Liputan6.com, Jambi Kelompok orang rimba atau Suku Anak Dalam (SAD) di Kabupaten Batanghari dan Sarolangun, Provinsi Jambi tengah khawatir akan wabah penyakit campak yang diidap sejumlah warganya. Sudah 11 Orang Rimba dirawat di rumah sakit.
Yomi Rivandi selaku fasilitator kesehatan di Komunitas Konservasi Indonesia (KKI) Warsi yang selama ini fokus terhadap pendampingan orang rimba membenarkan hal tersebut.
Dia mengatakan, orang rimba yang dirawat itu terdiri dari tujuh orang di RSUD Raden Mattaher Jambi dan empat orang lainnya dirawat di RSUD Abdul Madjid Batoe, Muarabulian, Kabupaten Batanghari.
Advertisement
"Yang dirawat di rumah sakit yang memang sudah parah. Sementara di tempat tinggal Orang Rimba kami upayakan pencegahan agar tidak menular, terutama pasien demam," tutur Yomi di Jambi, Selasa, 14 Februari 2017 lalu.
Baca Juga
Pasien orang rimba yang dirawat di RSUD Raden Mattaher, Jambi diantaranya adalah Nembo Bungo (4) dan ibunya, Melundang (41). Kemudian ada Meringgau (13, Melikau (15), Mentara (14), Menggerau (9) dan seorang pemimpin kelompok yakni Tumenggung Menyurau.
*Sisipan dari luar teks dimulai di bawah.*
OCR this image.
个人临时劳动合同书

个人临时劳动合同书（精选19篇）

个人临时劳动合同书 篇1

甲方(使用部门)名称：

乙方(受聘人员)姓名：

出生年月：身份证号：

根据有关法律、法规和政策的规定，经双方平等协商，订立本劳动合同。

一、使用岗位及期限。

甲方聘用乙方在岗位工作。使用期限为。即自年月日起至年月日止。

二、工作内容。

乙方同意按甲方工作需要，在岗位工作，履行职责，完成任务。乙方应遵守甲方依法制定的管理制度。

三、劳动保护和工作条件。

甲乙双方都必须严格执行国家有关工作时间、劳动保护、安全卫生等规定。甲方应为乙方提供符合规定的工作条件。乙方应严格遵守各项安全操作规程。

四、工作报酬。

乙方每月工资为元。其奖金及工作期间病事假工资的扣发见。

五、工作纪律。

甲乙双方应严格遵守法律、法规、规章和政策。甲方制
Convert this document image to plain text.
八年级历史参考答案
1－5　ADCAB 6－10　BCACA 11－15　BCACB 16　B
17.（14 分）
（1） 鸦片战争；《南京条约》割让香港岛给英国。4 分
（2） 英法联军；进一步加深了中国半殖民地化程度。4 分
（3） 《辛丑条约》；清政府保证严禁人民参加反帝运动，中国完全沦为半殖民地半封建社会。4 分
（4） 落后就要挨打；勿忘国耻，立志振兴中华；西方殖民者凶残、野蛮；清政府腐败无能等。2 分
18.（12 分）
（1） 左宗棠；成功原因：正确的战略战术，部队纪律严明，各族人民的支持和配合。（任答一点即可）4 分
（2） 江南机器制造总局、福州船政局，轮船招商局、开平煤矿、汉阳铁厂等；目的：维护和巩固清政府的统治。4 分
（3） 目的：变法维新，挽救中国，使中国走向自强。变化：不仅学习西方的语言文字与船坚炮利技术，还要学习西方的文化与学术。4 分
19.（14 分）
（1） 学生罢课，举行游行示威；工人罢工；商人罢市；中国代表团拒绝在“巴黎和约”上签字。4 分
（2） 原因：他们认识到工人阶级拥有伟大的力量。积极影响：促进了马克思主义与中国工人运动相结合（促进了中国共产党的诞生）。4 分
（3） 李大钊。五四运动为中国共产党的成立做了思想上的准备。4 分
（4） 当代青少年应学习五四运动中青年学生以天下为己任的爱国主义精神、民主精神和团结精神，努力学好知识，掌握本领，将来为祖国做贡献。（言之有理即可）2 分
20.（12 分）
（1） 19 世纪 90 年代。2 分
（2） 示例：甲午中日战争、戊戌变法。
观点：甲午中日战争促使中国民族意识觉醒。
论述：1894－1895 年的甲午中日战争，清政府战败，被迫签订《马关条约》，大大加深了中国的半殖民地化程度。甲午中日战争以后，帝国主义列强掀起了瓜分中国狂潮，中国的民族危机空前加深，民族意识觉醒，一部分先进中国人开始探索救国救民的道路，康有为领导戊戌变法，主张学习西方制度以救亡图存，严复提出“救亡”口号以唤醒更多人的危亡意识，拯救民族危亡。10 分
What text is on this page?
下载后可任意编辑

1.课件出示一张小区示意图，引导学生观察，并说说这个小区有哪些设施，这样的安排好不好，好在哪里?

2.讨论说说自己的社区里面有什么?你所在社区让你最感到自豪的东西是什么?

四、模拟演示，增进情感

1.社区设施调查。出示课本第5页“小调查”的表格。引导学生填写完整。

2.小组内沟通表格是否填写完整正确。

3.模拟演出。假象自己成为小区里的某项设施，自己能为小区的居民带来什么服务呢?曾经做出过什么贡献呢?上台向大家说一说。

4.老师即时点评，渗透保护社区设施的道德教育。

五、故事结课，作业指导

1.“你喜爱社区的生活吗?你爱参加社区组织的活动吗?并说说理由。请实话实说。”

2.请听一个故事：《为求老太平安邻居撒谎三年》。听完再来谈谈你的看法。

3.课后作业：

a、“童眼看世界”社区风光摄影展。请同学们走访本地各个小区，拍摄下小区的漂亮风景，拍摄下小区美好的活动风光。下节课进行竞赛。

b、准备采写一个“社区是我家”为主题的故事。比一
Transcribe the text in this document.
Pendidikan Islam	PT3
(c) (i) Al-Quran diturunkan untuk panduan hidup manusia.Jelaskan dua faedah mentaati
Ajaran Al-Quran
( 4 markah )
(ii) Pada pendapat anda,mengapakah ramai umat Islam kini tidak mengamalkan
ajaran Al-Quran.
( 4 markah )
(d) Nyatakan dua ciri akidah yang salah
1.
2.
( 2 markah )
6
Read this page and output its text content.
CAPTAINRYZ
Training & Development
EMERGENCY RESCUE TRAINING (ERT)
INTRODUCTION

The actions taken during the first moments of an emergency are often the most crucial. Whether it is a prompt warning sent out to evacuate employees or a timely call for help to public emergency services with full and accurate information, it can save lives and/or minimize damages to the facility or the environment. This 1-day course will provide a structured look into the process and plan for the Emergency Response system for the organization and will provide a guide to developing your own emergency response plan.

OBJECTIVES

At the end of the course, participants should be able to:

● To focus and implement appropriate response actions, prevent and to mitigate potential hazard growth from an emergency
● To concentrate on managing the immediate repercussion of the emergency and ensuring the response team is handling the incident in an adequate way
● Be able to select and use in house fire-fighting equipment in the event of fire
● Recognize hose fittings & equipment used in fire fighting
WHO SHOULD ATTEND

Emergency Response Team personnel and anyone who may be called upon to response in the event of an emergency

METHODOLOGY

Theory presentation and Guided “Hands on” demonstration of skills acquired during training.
"Mereka dirawat sejak Jumat pekan lalu," kata Yomi.
Sementara dari pemantauan Yomi di lapangan, di daerah Terap, Kabupaten Batanghari, ada lima orang warga rimba yang mulai mengeluarkan bintik di kulit. Sementara ada 20 Orang Rimba mengalami demam. Hingga saat ini, fasilitator kesehatan dari KKI Warsi tengah berusaha mengobati.
Menurut Yomi, orang rimba merupakan kelompok yang sangat rentan terhadap campak. Sehingga bisa menimbulkan komplikasi dengan penyakit lain.
Salah satu penyebabnya, orang rimba selama ini tidak pernah mendapat imunisasi campak. Padahal, program imunisasi sudah lama dilakukan pemerintah.
"Akibatnya campak yang diderita orang rimba menimbulkan komplikasi dengan penyakit lain. Bahkan bisa menimbulkan kematian," ucap Yomi.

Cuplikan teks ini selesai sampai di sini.